Let’s think about how we can speed up our neural network training process.

In general, we know that the more complex the neural network, the more training data. The more time we spend training these experimental data. The reason is simply that you need to calculate too much data in the process. But often in the actual process, complex data and massive data are often unavoidable. At this point, we need to find ways to make neural networks smarter and faster.

Therefore, people find the most basic method SGD (Stochastic Gradient Descent)


Now let’s think that the red square is the data we need to train. If we want to follow the previous whole process and writing method, we need to put the whole set of data into the neural network for learning and training in NN. The resources consumed in this process can be significant. We need a different way of thinking at this point. Suppose we divide these data into small batches and then continuously put them into NN for calculation. This is what we call the correct SGD opening. In each process, the use of component data can not reflect the overall situation, but it greatly accelerates the training process of NN to a large extent, and does not reduce the accuracy of NN in this process. But what if, even with SGD, you still feel the training is too slow?

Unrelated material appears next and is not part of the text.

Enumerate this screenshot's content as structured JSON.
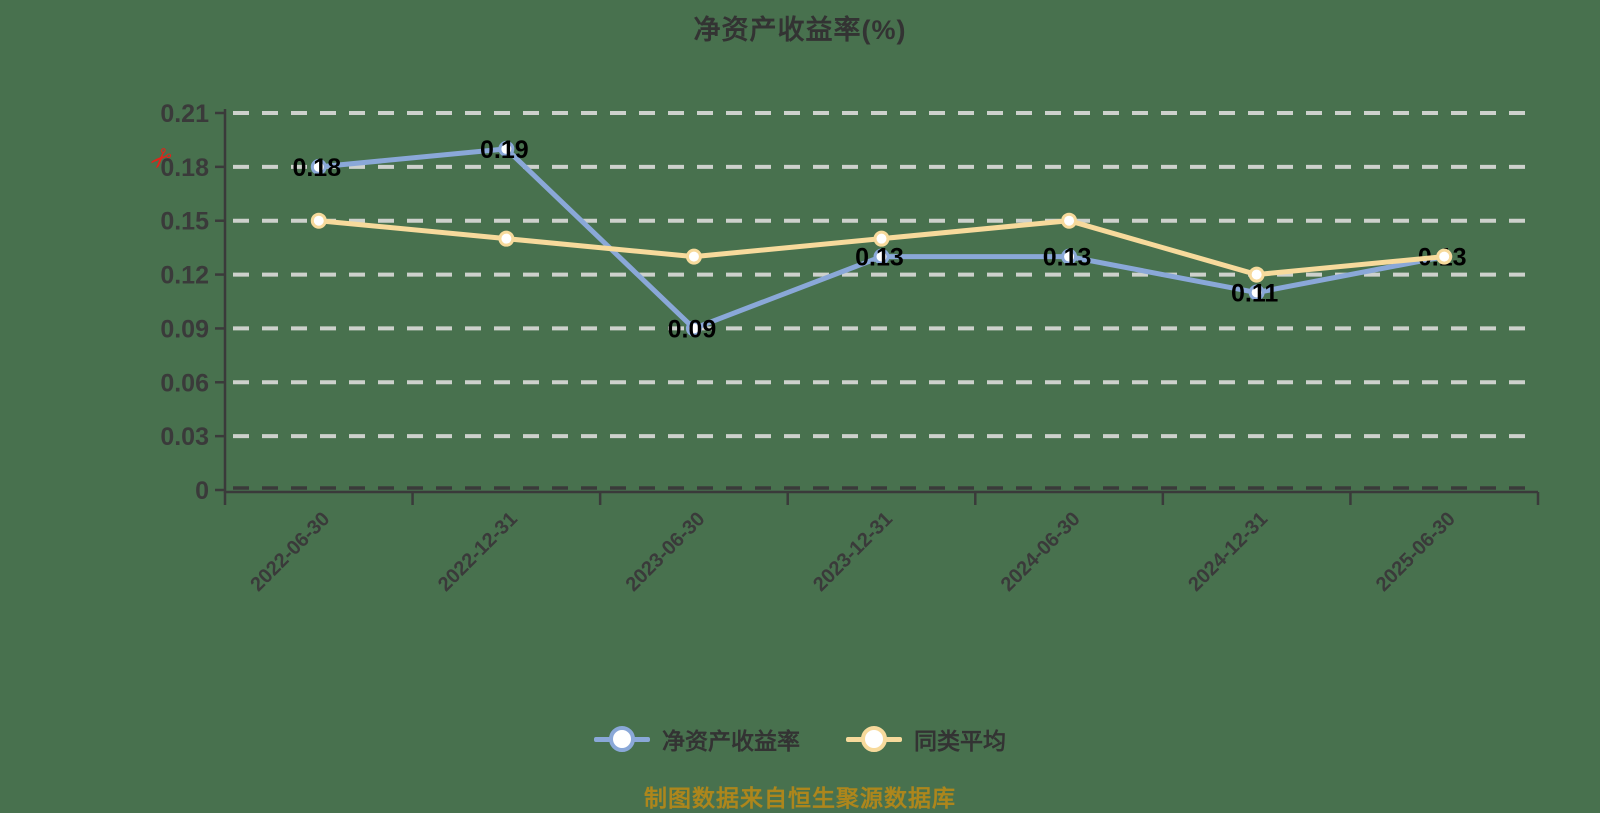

All right! Satisfy you. After repeated research by scientists, it has been proved that SGD is not the fastest practice method. As can be seen from the figure below, when SGD reaches the experimental target, it consumes the longest practice, which is obviously inconsistent with the optimal path for problem solving in my article written yesterday. In contrast, there are many ways to speed up training. Most of the rest are done while updating the parameters of the neural network.

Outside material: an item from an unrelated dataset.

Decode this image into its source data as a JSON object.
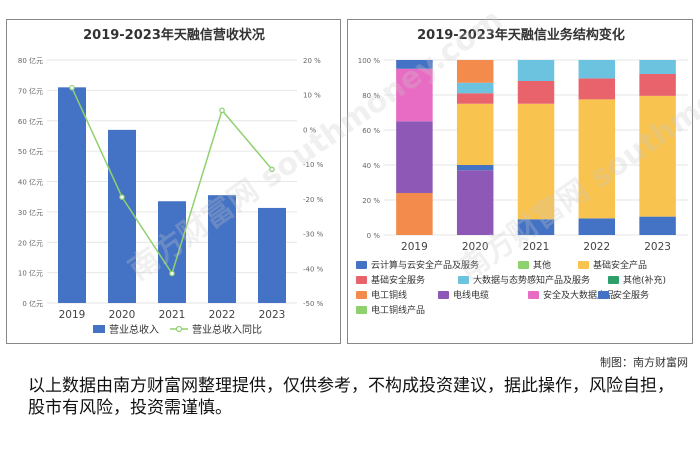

For the formula W+= -learning rate*dx. The update of the traditional parameter W is to add a negative Learning efficiency Learning rate times the correction value dx to the original Learning parameter. Although the learning process takes a lot of twists and turns, the resulting line chart looks like a drunken man’s wobbly path. There’s a lot of detours, so we take this guy off the flat and we put him on a downhill slope, and as soon as he goes downhill a little bit, he unconsciously goes downhill and takes fewer detours. This is known as Momentum’s updating approach. Their mathematical form is m= B1 *m-Learning rate*dx W+=m

Another learning method is the AdaGrad method, which is actually a manipulation on the learning rate, finally making each parameter update will have a different effect. It’s a bit like Momentum, except instead of giving a drunk guy a downhill run, give him a pair of smaller shoes so that his feet hurt when he walks, which becomes a drag on the curve and forces him to go straight.

So at this point you might be like, wouldn’t it be better to combine the downhill with the tough shoes?

Yes, you have the right idea. In this case, we have the method of RMSProp. With Momentum on the wrong track, plus AdaGrad’s resistance on the wrong track, RMSProp has the advantage of both. Now the math is as follows

V =b1*v +(1-b1)*dx^2

W+= -Learning rate*dx/v

RMSProp is not the addition of AdaGrad and Momentu, but is missing the -learning Rate *dx part of Momentu. So we derive the algorithm Adam, and derive the formula in Adam:

Momentu: m = m + b1 * * dx (1 – b1)

AdaGrad:V =b1*v +(1-b1)*dx^2

W+= -Learning rate*dx/v

Through experiments, it has been proved that in most cases, Adam can quickly achieve the goal of convergence and complete the task quickly and well. In the neural network training process, Adam algorithm can be said to be indispensable.

These are some of the contents that this article wants to explain, but because of the time is short, there must be a lot of mistakes, also hope that everyone can put forward more opinions, in order to promote our common promotion!